We are also good at change. “Plasticity is a characteristic of all organisms,” he said. “Humans are an extreme example of developmental behavioural plasticity.”
But we don’t do it alone – many factors influence the development of behaviour including genes, upbringing and social interactions. “The behaviour of the developing human is influenced by the wider social and physical environment.”
“The human species evolved in a unique direction,” he continued. “Features like behavioural plasticity and division of labour permit unique sociability and social cohesion. No organism is more dependent on its conspecifics.”
“Division of labour requires developmental plasticity in behaviour capacity,” he added. “Unfortunately many political and social problems arise because the division of labour is interpreted in terms of kinds of people rather than developmental histories.”

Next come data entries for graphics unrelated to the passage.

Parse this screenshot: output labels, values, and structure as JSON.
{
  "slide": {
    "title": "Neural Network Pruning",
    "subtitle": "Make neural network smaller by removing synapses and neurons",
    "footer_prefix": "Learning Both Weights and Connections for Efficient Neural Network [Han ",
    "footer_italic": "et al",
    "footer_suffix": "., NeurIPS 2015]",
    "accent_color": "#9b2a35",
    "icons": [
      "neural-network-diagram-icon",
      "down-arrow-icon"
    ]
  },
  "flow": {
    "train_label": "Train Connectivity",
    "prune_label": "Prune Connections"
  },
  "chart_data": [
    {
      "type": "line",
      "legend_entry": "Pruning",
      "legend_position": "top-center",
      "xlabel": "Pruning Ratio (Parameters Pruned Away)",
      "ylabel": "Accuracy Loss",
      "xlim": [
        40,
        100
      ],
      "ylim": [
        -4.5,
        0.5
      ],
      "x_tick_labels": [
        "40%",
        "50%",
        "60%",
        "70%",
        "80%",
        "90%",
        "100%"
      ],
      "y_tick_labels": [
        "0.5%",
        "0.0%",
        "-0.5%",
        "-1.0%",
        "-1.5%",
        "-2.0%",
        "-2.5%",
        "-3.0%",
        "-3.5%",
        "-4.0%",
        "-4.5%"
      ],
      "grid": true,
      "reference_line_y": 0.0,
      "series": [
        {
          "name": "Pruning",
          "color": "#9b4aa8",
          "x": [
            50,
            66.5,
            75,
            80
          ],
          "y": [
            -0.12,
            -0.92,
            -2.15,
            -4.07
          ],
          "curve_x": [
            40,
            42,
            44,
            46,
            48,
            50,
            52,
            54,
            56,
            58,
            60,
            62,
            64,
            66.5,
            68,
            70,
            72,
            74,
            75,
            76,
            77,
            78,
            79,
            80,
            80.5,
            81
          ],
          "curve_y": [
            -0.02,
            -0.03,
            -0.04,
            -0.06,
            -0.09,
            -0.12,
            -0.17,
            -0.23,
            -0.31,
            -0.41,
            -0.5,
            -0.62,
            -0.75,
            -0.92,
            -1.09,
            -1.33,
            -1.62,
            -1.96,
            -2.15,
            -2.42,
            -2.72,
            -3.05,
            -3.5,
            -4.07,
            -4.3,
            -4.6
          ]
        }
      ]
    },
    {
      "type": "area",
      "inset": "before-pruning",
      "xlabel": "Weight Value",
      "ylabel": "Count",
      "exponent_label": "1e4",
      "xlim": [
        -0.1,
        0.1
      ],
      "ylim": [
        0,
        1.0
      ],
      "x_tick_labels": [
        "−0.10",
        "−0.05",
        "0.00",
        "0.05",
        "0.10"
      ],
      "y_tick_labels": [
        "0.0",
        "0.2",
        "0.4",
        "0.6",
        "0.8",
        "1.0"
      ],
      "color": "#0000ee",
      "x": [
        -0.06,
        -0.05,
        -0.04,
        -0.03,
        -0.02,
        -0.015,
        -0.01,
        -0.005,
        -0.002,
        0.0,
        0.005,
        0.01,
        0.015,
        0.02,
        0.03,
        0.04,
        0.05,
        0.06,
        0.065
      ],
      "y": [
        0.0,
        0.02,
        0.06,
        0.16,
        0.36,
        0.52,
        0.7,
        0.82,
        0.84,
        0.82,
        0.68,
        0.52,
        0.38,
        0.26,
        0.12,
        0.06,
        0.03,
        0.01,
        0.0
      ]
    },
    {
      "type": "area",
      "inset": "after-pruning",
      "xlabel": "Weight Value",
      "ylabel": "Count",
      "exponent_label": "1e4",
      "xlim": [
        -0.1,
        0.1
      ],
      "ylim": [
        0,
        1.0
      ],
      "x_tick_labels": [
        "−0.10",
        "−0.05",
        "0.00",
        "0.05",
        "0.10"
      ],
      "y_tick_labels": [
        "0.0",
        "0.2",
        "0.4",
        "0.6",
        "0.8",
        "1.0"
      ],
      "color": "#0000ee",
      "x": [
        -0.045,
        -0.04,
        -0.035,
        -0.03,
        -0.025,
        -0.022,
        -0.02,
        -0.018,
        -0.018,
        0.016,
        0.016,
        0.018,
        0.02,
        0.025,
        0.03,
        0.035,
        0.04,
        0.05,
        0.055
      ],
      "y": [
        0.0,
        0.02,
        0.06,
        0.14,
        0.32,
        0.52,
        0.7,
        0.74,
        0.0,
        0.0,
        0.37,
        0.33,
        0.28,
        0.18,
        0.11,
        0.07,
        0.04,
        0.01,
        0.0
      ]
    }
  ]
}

Human kinds – sex/gender, race and culture
Tackling the always controversial area of sex/gender, Dupré noted that the standard biological picture is that different evolutionary processes led to sexually specific genes which led to sexually different brains which led to gender-specific behaviours. The assumption was that male and female brains are wired differently – epitomised by the often-quoted ‘Men are from Mars, Women from Venus’. But, he asked, is brain wiring a cause or an effect?

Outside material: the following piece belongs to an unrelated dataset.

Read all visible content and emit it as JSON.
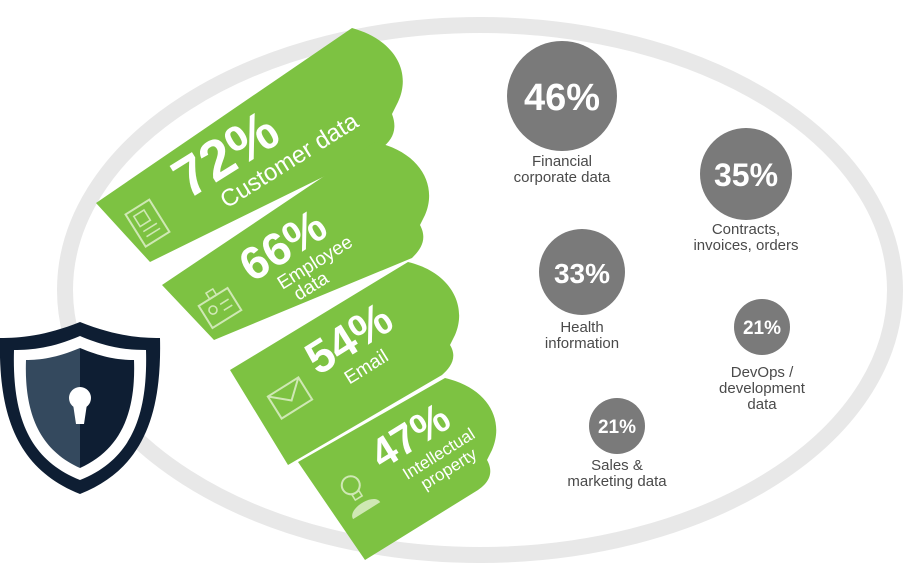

“Stereotypes are snapshots in a highly varied process of gender differentiation. There is lots of variation in the trajectory and different outcomes. There are many social and environmental influences,” he said. “Brains produce behaviour in combination with environmental influences. The model marginalises environmental influences and is hopelessly linear – biology is not like that.”
Turning to race, he highlighted the 2002 paper published in Science by Rosenberg, et al. which was widely taken to show race has a biological base (notably in the 2014 book A Troublesome Inheritance: Genes, Race and Human History by Nicholas Wade) but pointed out that this was really only about mapping the history of human migration and historical origins. “It was about tracking movements and reifying that into different kinds of people. It’s only a partial picture, people move all the time. Migrant populations are a transitory lineage and generally merge into the wider population. And sorting people into race only actually tells you very little about their genetic origins.”
“We know now that most human genetic diversity is in sub-Saharan Africa because only a small population left Africa. There are at least 13 ancestral populations in Africa.”
“Race is a reordering of ancestral origins. Biological race is a static, frozen legacy of historical processes. Racism causes race not vice versa.”
“There are also countless ways to classify people culturally but there is much internal variation. You only get a stable lineage through isolation, which allows systematic difference in experience and hence behaviour. Only a very isolated lineage allows us to predict specific properties for humans from their membership in a cultural lineage. Prior to globalisation, there were more robust, stable cultural lineages.”
But, he asked, could the human species become a cultural lineage? Is it possible for a human group to direct its own evolution? Could an entire species do it? “It’s unlikely perhaps but it may be the only condition under which humanity can survive the current existential threats like climate change.”
In discussion, he addressed reductionism and human exceptionalism.
“Since the discovery of the structure of DNA, genes have dominated biology. We need to get back to whole-organism biology. Genetics are only one perspective. To understand life you need to look at the whole hierarchy of levels of organisation.”
“We have also taken human exceptionalism too far in some respects. Humans are not an autonomous process, they are dependent on other species. And we have overvalued individual diversity. We need recognition of the social context and massive interdependence. We need to reconcile notions of the individual with the cooperative nature of human society.”
“Everything is just contingent,” he said. “But that idea is not to everyone’s taste.”